Atorvastatin (INN), marketed under the trade name Lipitor and several others, is a member of the drug class known as statins, used for lowering cholesterol. Atorvastatin inhibits the rate-determining enzyme located in hepatic tissue that produces mevalonate, a small molecule used in the synthesis of cholesterol and other mevalonate derivatives. This lowers the amount of cholesterol produced which in turn lowers the total amount of LDL cholesterol.
With 2006 sales of US$12.9 billion under the brand name Lipitor, it is the largest selling drug in the world.
A similar drug, simvastatin, is available as a cheaper generic alternative.
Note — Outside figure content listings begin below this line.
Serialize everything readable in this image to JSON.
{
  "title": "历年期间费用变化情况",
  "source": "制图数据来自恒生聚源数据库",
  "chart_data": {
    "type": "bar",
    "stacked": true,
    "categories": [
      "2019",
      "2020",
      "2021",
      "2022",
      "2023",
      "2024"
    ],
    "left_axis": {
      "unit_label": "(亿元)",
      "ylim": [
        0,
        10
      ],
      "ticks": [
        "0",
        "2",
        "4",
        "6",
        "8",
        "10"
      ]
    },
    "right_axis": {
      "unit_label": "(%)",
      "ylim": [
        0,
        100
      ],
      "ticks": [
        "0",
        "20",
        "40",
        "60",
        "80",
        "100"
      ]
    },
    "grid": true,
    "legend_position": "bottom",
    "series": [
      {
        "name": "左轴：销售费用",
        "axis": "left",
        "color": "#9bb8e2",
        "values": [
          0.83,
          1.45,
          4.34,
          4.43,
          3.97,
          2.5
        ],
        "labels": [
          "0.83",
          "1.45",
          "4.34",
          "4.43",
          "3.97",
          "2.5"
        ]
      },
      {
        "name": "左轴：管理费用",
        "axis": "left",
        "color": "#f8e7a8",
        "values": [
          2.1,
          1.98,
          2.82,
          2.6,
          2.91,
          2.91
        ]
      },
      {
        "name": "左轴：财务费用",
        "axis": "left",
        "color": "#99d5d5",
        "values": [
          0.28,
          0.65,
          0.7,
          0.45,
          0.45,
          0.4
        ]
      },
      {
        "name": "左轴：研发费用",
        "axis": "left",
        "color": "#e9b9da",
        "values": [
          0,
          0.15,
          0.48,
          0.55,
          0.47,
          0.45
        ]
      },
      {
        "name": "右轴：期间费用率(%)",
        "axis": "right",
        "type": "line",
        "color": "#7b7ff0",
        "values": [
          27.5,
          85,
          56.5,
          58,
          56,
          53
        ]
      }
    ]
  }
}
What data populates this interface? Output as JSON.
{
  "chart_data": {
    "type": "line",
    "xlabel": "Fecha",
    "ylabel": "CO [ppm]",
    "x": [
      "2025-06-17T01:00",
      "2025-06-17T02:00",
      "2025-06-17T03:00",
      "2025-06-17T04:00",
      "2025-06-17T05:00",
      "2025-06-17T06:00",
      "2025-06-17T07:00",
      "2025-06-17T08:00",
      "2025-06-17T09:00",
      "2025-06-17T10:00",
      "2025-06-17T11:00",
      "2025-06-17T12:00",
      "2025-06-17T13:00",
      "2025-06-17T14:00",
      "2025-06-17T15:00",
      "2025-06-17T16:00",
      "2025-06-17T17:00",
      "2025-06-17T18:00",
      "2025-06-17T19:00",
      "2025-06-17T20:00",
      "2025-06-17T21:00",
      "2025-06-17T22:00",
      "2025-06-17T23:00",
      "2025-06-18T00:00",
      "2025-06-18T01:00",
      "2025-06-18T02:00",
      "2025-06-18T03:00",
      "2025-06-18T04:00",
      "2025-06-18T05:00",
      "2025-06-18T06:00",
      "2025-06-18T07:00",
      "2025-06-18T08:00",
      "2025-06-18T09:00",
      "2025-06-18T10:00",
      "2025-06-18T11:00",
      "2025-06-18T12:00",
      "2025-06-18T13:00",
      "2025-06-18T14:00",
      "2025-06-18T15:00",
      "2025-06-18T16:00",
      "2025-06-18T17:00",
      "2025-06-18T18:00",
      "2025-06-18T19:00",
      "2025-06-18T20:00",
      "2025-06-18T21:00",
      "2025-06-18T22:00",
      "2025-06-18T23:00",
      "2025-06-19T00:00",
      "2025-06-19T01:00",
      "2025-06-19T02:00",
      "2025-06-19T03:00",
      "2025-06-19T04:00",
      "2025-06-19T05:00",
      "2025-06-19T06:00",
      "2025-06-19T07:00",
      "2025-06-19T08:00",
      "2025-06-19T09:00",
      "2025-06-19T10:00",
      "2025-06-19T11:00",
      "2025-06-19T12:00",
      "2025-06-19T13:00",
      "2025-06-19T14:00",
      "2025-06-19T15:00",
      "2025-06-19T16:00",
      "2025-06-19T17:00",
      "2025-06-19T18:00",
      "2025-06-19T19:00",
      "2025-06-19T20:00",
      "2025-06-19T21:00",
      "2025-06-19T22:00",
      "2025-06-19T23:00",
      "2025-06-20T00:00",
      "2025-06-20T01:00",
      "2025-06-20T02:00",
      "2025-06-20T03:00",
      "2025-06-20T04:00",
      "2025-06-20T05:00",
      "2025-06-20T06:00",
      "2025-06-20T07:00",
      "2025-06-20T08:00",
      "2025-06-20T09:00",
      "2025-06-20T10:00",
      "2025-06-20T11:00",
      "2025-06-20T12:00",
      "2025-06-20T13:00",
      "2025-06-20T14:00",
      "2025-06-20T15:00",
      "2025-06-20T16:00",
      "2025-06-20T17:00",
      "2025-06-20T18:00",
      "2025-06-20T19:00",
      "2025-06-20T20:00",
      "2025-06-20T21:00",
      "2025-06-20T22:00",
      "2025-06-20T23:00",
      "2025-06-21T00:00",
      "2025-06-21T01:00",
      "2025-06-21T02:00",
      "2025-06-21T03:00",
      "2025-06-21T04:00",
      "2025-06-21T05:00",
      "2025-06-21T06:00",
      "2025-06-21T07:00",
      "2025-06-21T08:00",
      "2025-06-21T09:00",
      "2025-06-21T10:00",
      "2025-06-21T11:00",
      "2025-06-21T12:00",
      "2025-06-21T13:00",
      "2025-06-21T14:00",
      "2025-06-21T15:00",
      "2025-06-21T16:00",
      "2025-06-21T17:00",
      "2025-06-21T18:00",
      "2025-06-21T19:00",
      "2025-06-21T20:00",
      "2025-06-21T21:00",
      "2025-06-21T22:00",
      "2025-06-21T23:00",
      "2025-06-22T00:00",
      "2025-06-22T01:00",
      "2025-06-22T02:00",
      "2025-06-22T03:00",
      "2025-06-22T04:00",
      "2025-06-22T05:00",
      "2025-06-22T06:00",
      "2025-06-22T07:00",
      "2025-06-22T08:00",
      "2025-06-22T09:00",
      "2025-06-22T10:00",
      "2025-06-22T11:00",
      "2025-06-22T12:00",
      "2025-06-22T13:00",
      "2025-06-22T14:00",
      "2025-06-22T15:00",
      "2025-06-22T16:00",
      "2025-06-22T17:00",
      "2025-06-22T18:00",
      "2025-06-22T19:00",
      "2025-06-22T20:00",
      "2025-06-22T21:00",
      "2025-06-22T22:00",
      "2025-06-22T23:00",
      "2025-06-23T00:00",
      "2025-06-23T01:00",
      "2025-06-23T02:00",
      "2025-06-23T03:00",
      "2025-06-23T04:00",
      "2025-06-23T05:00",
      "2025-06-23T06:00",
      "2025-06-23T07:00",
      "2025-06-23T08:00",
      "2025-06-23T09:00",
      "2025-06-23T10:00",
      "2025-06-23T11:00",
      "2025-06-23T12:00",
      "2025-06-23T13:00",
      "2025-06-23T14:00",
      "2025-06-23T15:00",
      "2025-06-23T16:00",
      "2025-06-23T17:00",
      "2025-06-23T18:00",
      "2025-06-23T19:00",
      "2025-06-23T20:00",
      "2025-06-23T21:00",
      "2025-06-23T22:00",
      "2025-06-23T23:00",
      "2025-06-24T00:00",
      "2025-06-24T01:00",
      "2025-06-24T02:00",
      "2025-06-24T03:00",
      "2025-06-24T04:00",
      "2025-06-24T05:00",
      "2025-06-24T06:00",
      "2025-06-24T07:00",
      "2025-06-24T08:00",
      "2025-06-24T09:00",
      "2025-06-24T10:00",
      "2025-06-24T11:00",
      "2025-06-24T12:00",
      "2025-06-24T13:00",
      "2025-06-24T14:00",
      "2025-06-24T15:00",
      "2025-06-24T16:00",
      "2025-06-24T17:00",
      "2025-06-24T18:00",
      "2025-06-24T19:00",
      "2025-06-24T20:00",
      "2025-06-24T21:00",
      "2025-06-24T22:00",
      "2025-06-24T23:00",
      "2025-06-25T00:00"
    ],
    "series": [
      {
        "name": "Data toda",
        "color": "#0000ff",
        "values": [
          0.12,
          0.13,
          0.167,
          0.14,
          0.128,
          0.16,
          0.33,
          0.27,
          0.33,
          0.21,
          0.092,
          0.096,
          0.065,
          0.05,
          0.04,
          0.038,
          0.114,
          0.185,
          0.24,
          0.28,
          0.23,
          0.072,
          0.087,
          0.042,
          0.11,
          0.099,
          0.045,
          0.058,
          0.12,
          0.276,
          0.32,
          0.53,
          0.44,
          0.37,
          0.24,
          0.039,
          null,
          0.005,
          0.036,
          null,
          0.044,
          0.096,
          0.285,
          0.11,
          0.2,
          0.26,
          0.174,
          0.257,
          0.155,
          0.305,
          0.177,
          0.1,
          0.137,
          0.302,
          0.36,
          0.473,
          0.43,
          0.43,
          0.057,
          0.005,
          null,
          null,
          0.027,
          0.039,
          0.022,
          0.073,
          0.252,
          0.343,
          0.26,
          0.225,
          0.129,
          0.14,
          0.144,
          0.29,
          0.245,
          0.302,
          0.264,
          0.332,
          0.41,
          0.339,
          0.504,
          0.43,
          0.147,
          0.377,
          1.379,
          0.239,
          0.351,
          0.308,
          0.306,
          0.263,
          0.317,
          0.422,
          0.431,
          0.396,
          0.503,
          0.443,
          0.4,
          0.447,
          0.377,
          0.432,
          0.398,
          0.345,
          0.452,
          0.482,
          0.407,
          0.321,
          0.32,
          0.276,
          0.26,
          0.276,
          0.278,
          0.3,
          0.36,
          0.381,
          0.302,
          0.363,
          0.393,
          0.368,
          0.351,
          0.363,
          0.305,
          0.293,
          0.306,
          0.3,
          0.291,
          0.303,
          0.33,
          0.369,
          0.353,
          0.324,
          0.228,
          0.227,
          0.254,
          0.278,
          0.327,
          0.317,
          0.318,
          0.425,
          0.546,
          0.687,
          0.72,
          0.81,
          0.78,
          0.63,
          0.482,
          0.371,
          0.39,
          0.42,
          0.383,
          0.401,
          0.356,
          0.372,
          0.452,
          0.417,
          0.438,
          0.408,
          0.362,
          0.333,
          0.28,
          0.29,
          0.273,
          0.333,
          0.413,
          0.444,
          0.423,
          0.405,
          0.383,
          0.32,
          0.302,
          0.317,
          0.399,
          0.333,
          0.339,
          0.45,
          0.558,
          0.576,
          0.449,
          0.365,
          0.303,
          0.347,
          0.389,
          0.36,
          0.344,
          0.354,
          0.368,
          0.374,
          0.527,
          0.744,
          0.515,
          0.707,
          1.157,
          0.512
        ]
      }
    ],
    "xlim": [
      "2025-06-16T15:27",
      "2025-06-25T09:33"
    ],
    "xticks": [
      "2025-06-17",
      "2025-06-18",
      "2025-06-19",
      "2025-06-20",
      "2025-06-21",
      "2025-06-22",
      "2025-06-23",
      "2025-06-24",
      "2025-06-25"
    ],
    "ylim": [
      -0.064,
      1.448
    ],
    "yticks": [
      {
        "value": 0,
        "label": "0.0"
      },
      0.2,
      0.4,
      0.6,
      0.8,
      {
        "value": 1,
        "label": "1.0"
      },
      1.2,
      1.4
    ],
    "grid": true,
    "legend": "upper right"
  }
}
As with other statins, atorvastatin is a competitive inhibitor of HMG-CoA reductase. Unlike most others, however, it is a completely synthetic compound. HMG-CoA reductase catalyzes the reduction of 3-hydroxy-3-methylglutaryl-coenzyme A (HMG-CoA) to mevalonate, which is the rate-limiting step in hepatic cholesterol biosynthesis. Inhibition of the enzyme decreases de novo cholesterol synthesis, increasing expression of low-density lipoprotein receptors (LDL receptors) on hepatocytes. This increases LDL uptake by the hepatocytes, decreasing the amount of LDL-cholesterol in the blood. Like other statins, atorvastatin also reduces blood levels of triglycerides and slightly increases levels of HDL-cholesterol.
In clinical trials, adding ezetimibe (Zetia) to Lipitor lowered cholesterol more effectively than Vytorin (ezetimibe + simvastatin).